Monday, September 19, 2011

NickLine Pattern


The neckline is a trendline that is part of various patterns such as the Head and Shoulders pattern or the Double Peak pattern and is used as a trigger line in the pattern.  Penetration of prices through the neckline after a pattern has been completed becomes an indication that bias in the markets may change and may be pointing to the future path of prices.  In the chart below of Archer Daniels Midland, the neckline is penetrated only to be followed by a move back to the trendline where it moved sideways for several weeks before price trend began to noticeably weaken. The time it takes for a head and shoulders patter to form is often used to predict the time span of the resulting move in price trend in relation to the pattern.  A break of the neckline lower in the head and shoulders pattern on the graph below is first an indication of weakness and possibly a change in the bias in current supply and demand.  Secondly it points to the probability that price trend will continue in the same direction as the breakout for as long as the pattern took to form.  All patterns and technical studies fail at various times and so it is a wise idea when investing to build a wide body of supporting evidence for any trade that you make.

 Head and shoulders 

 This is a powerful pattern that marks a top and also provides a downside price target. When a head and shoulder forms, we see a rise within an existing uptrend to a new high that creates the left shoulder. Prices then move lower, but rebound to another new high to form the head. From that point, we see a decline that does not violate the initial sell-off from the left shoulder. Prices rally again, but the failure to top the recent high forms the right shoulder. By connecting the lows that occurred after the left shoulder and head were formed, we identify the neckline.
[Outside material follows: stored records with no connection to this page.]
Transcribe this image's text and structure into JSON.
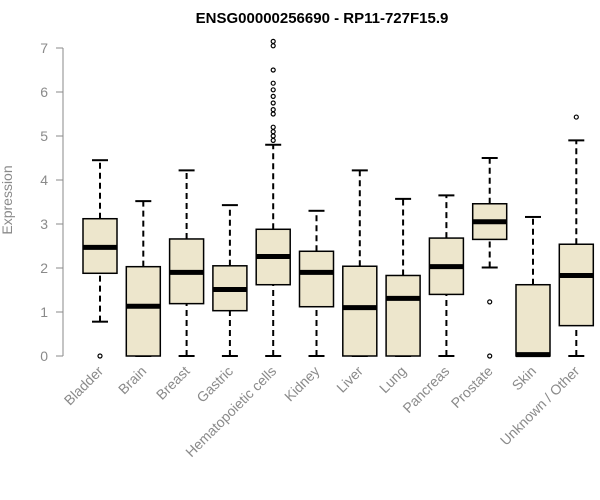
{
  "chart_data": {
    "type": "box",
    "title": "ENSG00000256690 - RP11-727F15.9",
    "ylabel": "Expression",
    "xlabel": "",
    "ylim": [
      0,
      7
    ],
    "yticks": [
      0,
      1,
      2,
      3,
      4,
      5,
      6,
      7
    ],
    "grid": false,
    "colors": {
      "box_fill": "#ede6cc",
      "box_stroke": "#000000",
      "axis": "#8a8a8a"
    },
    "categories": [
      "Bladder",
      "Brain",
      "Breast",
      "Gastric",
      "Hematopoietic cells",
      "Kidney",
      "Liver",
      "Lung",
      "Pancreas",
      "Prostate",
      "Skin",
      "Unknown / Other"
    ],
    "boxes": [
      {
        "label": "Bladder",
        "whisker_low": 0.78,
        "q1": 1.88,
        "median": 2.47,
        "q3": 3.12,
        "whisker_high": 4.45,
        "outliers": [
          0.0
        ]
      },
      {
        "label": "Brain",
        "whisker_low": 0.0,
        "q1": 0.0,
        "median": 1.13,
        "q3": 2.03,
        "whisker_high": 3.52,
        "outliers": []
      },
      {
        "label": "Breast",
        "whisker_low": 0.0,
        "q1": 1.19,
        "median": 1.9,
        "q3": 2.66,
        "whisker_high": 4.22,
        "outliers": []
      },
      {
        "label": "Gastric",
        "whisker_low": 0.0,
        "q1": 1.03,
        "median": 1.51,
        "q3": 2.05,
        "whisker_high": 3.43,
        "outliers": []
      },
      {
        "label": "Hematopoietic cells",
        "whisker_low": 0.0,
        "q1": 1.62,
        "median": 2.26,
        "q3": 2.88,
        "whisker_high": 4.8,
        "outliers": [
          4.9,
          5.0,
          5.1,
          5.2,
          5.5,
          5.6,
          5.75,
          5.9,
          6.05,
          6.2,
          6.5,
          7.05,
          7.15
        ]
      },
      {
        "label": "Kidney",
        "whisker_low": 0.0,
        "q1": 1.12,
        "median": 1.9,
        "q3": 2.38,
        "whisker_high": 3.3,
        "outliers": []
      },
      {
        "label": "Liver",
        "whisker_low": 0.0,
        "q1": 0.0,
        "median": 1.1,
        "q3": 2.04,
        "whisker_high": 4.22,
        "outliers": []
      },
      {
        "label": "Lung",
        "whisker_low": 0.0,
        "q1": 0.0,
        "median": 1.31,
        "q3": 1.83,
        "whisker_high": 3.57,
        "outliers": []
      },
      {
        "label": "Pancreas",
        "whisker_low": 0.0,
        "q1": 1.4,
        "median": 2.03,
        "q3": 2.68,
        "whisker_high": 3.65,
        "outliers": []
      },
      {
        "label": "Prostate",
        "whisker_low": 2.01,
        "q1": 2.65,
        "median": 3.05,
        "q3": 3.46,
        "whisker_high": 4.5,
        "outliers": [
          1.23,
          0.0
        ]
      },
      {
        "label": "Skin",
        "whisker_low": 0.0,
        "q1": 0.0,
        "median": 0.03,
        "q3": 1.62,
        "whisker_high": 3.16,
        "outliers": []
      },
      {
        "label": "Unknown / Other",
        "whisker_low": 0.0,
        "q1": 0.69,
        "median": 1.83,
        "q3": 2.54,
        "whisker_high": 4.9,
        "outliers": [
          5.43
        ]
      }
    ]
  }
}
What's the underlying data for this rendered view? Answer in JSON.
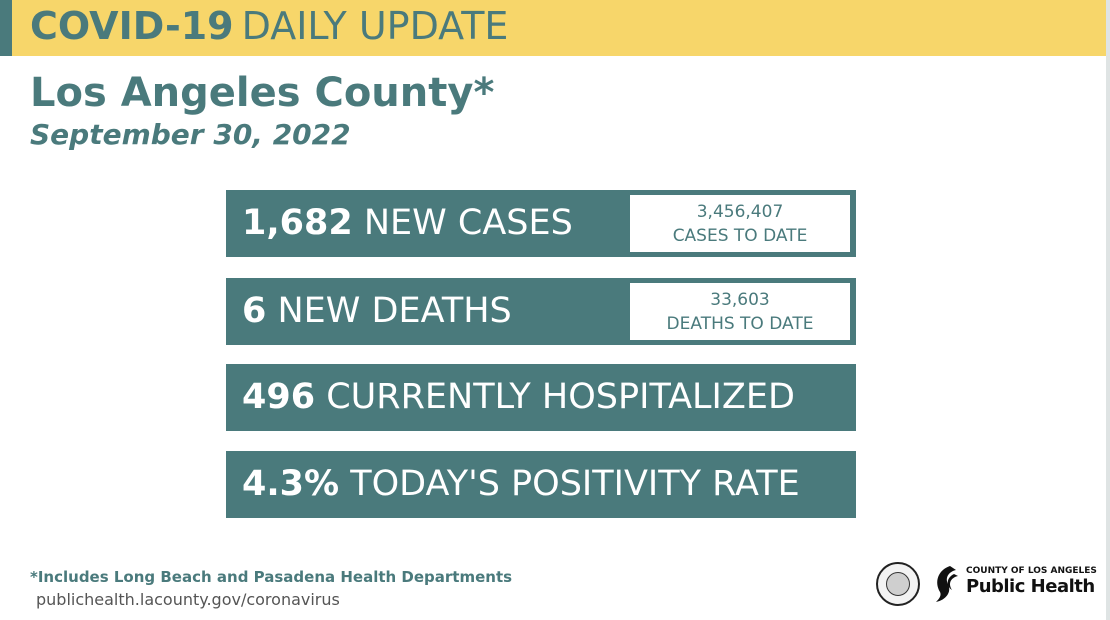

Once the neckline is violated, the pattern is complete and prices will move lower.

In October, a strong uptrend took the VIX near 80 before a sell-off. This formed the left shoulder. A rally above 80 and subsequent decline created the head. When VIX then topped out near 70, the right shoulder was formed. The breaking of the neckline (blue line) pointed to lower prices. To estimate the downside target, we use the difference between the head and the neckline. This gives us a 35 target (blue box).